I frowned at him. “A few minutes ago. You said no shifting—”

“Shifting wasn’t option two—”

“Of course it was. Mug the guards, option one. Shift into the hells, option two—”

“That was your option two! I never—”

“That was my option one,” I corrected. “This is option two.”

I held up my wrist, and his eyes focused on it. Or tried to. But then I guess they managed, because they widened alarmingly. “That’s dark magic!” said the demon lord.

“Dark magic that just might get us out of here.”

“Dark magic doesn’t get people out of trouble,” he said, struggling with the blanket. “It gets them into it!”

“The mages who use it seem to do okay.”

“Yes, until they get addicted to the magic they steal from everyone they can get their hands on, and end up little better than junkies! And start doing progressively crazier things to get more of it—”

“I’m not talking about mainlining the stuff,” I said—to myself, because Rosier wasn’t listening.

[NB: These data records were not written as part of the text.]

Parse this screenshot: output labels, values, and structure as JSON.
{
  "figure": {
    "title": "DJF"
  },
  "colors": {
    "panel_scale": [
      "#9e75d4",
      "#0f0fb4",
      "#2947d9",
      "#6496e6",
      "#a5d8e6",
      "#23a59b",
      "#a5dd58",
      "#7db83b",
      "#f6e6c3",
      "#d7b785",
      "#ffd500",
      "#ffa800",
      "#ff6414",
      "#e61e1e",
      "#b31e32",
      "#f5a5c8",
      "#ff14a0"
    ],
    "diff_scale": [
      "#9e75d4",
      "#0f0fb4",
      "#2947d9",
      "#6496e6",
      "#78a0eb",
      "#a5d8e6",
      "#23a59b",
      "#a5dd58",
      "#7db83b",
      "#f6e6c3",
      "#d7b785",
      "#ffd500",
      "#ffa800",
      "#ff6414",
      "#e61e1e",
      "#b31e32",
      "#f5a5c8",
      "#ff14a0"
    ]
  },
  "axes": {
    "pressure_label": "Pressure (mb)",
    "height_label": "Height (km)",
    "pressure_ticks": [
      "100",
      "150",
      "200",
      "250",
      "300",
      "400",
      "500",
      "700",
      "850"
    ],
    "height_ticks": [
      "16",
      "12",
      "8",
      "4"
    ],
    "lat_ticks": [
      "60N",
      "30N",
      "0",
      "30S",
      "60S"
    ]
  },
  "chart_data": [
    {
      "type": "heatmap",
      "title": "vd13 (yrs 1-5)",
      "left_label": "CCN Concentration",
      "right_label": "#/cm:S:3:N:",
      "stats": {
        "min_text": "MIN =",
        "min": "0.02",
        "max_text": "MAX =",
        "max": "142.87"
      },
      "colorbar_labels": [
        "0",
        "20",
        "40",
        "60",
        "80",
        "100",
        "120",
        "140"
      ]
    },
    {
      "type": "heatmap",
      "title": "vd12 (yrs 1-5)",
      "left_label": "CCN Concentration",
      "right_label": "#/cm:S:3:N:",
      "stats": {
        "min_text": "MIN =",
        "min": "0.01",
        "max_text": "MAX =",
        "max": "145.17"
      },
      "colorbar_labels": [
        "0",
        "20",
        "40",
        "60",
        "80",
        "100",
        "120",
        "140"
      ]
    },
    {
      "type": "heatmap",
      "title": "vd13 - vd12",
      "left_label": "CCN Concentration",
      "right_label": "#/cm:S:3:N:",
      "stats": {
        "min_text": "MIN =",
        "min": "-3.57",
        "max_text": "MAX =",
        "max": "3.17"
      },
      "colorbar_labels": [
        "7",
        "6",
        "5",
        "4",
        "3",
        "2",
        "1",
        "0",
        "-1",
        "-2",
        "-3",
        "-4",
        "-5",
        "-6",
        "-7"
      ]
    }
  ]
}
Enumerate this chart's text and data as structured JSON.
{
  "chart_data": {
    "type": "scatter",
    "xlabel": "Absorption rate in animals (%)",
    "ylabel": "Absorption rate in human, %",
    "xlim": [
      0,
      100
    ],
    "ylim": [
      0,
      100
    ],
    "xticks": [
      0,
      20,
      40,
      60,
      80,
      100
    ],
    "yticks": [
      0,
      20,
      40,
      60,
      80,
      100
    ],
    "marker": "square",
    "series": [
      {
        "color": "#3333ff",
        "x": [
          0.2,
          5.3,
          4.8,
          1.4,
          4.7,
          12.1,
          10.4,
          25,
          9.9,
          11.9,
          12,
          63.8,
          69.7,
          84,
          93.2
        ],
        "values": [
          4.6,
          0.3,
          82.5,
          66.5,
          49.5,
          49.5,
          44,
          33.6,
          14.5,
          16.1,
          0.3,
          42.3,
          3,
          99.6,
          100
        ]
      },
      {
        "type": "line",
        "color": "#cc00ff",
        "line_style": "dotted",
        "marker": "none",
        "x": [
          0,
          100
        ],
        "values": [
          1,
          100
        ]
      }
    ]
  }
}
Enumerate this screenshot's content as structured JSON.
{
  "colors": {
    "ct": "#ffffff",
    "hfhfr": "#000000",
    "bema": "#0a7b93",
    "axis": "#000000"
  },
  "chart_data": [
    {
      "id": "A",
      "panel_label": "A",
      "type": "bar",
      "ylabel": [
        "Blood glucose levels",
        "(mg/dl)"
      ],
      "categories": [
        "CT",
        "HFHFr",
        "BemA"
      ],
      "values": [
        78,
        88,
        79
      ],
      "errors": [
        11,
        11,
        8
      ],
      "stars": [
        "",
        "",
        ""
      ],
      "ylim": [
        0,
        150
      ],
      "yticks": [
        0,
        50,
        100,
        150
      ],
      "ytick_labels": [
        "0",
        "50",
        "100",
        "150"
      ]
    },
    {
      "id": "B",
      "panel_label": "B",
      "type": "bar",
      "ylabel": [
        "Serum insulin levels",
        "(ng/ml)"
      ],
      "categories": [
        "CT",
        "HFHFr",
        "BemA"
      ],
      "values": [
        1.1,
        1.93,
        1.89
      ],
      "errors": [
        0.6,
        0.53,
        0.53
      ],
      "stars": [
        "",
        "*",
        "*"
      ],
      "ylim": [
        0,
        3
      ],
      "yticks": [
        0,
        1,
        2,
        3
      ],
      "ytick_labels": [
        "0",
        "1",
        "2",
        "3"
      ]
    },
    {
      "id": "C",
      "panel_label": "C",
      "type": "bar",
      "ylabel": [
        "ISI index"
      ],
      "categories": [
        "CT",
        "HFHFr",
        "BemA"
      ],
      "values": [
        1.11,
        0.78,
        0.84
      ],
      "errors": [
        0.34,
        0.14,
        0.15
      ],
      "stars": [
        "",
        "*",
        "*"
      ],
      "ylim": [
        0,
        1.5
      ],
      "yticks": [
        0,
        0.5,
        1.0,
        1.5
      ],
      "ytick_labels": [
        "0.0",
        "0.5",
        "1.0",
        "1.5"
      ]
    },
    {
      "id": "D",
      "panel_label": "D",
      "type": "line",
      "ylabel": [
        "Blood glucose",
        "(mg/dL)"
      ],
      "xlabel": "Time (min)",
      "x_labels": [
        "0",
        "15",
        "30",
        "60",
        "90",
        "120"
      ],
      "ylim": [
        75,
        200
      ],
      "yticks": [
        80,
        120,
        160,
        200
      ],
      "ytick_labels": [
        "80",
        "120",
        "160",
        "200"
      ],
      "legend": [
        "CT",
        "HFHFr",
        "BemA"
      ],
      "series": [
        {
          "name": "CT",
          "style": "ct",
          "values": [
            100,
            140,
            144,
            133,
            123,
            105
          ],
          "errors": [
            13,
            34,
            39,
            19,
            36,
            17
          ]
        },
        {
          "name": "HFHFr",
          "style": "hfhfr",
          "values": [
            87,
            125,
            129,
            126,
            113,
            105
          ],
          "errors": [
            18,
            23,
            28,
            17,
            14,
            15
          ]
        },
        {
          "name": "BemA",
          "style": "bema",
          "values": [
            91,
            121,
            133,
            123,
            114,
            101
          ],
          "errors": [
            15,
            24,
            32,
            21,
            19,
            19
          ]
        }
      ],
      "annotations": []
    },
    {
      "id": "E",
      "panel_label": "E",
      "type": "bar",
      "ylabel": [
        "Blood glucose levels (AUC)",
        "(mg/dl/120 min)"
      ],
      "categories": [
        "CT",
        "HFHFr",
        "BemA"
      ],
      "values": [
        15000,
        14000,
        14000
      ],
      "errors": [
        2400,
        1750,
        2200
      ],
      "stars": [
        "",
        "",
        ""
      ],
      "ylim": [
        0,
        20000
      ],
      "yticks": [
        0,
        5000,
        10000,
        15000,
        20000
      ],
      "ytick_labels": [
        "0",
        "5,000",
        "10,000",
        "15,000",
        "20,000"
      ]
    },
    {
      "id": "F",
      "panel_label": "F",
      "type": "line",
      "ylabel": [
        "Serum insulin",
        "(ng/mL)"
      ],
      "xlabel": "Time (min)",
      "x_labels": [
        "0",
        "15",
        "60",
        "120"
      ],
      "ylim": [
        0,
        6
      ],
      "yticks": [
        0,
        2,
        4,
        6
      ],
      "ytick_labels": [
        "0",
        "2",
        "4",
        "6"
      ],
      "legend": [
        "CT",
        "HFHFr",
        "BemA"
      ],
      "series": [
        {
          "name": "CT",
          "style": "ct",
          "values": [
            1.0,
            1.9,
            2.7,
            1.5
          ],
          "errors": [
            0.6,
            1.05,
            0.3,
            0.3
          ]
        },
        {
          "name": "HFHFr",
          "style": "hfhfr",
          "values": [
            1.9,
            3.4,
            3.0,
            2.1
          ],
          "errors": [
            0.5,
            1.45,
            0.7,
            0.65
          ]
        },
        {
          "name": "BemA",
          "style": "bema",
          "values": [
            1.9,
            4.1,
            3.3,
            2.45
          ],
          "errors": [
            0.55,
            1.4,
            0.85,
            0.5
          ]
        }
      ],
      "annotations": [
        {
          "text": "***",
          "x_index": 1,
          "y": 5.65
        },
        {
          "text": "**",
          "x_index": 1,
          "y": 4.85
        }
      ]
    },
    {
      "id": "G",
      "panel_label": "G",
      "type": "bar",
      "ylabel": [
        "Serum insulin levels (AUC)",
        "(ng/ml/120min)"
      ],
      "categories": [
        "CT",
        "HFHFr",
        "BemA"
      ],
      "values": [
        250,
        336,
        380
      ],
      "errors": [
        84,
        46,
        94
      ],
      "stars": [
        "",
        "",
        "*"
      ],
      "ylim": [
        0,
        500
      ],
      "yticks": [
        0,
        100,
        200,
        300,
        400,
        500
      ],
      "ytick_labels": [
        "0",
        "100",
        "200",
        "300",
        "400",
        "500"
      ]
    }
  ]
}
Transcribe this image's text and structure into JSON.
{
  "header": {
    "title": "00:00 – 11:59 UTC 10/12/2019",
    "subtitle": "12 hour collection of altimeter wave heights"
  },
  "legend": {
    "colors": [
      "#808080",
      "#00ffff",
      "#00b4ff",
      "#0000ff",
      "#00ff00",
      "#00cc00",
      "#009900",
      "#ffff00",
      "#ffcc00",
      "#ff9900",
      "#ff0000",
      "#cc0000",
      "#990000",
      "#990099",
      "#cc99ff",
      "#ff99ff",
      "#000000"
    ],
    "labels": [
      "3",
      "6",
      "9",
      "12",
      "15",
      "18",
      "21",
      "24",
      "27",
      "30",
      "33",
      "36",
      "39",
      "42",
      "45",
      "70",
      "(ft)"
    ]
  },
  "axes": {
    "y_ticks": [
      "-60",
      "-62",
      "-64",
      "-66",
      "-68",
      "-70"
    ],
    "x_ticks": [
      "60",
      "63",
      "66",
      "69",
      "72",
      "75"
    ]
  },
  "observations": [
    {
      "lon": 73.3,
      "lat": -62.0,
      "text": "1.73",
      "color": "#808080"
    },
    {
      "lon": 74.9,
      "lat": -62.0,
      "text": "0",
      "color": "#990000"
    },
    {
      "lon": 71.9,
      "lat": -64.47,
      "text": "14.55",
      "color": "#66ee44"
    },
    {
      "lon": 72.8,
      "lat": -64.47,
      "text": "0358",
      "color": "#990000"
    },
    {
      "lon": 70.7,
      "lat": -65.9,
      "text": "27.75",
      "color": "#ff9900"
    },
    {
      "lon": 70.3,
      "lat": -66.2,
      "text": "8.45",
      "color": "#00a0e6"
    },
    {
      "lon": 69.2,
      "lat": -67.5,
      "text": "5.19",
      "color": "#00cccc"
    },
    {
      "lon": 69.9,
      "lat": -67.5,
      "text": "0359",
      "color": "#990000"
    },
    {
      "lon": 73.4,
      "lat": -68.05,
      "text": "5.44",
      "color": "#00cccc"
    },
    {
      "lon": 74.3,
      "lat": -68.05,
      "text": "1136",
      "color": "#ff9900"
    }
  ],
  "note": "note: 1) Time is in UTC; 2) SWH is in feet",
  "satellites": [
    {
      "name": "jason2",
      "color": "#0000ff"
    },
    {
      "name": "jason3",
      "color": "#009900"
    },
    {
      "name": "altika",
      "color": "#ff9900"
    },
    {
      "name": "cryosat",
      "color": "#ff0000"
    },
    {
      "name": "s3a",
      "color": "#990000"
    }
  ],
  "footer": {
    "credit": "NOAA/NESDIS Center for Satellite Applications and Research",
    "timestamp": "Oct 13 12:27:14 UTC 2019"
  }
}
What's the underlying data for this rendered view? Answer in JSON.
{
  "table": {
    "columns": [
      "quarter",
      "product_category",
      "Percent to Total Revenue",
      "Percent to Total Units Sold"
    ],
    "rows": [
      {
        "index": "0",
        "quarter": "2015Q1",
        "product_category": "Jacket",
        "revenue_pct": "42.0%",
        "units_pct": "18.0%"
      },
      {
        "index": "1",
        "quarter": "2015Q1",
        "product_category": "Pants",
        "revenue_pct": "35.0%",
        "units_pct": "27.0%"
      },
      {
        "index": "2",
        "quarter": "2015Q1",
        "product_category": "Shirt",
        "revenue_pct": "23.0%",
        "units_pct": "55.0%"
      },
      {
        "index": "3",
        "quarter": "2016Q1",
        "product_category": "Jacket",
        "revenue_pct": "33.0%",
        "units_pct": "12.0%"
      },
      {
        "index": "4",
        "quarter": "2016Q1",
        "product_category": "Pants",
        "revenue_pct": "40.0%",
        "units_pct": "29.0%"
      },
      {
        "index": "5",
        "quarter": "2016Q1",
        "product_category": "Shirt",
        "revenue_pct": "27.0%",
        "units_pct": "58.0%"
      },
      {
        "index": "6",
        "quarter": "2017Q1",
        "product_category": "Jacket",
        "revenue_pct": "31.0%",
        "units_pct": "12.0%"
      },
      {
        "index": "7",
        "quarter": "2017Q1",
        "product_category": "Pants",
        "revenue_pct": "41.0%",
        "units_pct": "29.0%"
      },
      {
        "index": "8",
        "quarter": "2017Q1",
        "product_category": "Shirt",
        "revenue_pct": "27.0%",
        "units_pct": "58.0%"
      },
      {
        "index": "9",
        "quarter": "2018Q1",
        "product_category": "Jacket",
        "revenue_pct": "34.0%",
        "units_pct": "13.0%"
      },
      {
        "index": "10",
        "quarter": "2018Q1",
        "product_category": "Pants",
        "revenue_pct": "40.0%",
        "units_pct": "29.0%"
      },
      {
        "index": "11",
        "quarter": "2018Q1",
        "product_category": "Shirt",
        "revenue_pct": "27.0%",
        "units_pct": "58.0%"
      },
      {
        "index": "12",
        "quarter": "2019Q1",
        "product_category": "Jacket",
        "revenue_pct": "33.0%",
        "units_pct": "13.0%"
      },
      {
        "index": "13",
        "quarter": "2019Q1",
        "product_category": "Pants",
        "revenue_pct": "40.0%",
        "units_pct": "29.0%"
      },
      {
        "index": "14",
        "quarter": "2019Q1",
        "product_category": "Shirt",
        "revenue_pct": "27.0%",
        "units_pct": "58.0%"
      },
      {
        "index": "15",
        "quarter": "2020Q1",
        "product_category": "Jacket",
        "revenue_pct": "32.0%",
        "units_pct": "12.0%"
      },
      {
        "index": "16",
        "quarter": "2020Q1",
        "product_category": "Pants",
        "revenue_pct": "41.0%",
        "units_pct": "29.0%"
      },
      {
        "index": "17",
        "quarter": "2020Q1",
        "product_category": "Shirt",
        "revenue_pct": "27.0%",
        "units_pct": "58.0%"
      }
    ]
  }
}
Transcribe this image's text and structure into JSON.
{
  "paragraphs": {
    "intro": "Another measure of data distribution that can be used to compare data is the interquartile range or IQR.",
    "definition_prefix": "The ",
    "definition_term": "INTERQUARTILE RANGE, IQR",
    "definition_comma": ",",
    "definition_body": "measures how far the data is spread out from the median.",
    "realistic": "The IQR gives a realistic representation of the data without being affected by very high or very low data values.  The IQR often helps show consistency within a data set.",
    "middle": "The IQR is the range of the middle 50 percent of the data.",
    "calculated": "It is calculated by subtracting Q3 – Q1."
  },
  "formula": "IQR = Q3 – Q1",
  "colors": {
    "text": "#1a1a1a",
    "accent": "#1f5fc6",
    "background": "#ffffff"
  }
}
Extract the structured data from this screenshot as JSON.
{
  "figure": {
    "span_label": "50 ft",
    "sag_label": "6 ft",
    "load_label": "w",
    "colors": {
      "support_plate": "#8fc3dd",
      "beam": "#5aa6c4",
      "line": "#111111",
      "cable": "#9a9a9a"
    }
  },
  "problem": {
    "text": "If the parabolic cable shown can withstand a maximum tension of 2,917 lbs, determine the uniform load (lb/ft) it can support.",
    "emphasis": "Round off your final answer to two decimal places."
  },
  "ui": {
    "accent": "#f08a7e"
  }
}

“—summoning my people, trying to trap them—think of it,” he said, green eyes blazing, “beings thousands of years old enslaved to a group of idiots so hopped up on their latest fix they can’t see straight! Until we find a way free and eat their faces!”

“Okay, I get that you don’t like it—”

“I loathe it! All demons do. If you’re smart, so will you!” he added, panting a little because the blanket was being stubborn. But he finally managed to get the arm that wasn’t chained to the bed free and flailed it around.

I moved back so he didn’t accidentally clock me. “Then I assume you have a better idea?”

“Of course!” he said unhelpfully, and the flailing arm flailed some more. Until it landed on my leg. And then just stayed there, the hand clenching.

It took me a moment, because the other hand was clenched, too, on the edge of the bed, probably so he wouldn’t fall off. And because he was still mostly wrapped in the quilt, like a cherry-covered burrito. And because he was scruffy and smelly and crazed-looking— And pawing at my thigh.

“Eww!” I jumped back, all the way to the headboard.

“It’s the only way,” he insisted.

“Like hell it’s the only way!”

“I’m an incubuth. I can lend you thome energy—” he said, around the foot I had smushed in his face.

“I have energy!”

“You have the Pythian power but can’t access it. I can help—”

“Stop touching me!”

“—by increasing your personal strength—”

“I’m warning you!”

“—so you can shift uth out of here. Damn it, girl!” Rosier glared at me through a gap between my toes. “This isn’t exthactly fun for me, either!”

“Then cut it out!”

“I’m not . . . going to die . . . because of you! Now help me—”

“Oh, I’ll help you,” I growled, and kicked him.

He reared back, holding his nose and looking outraged. “You bith!” he screamed. “You coldhearted bith!”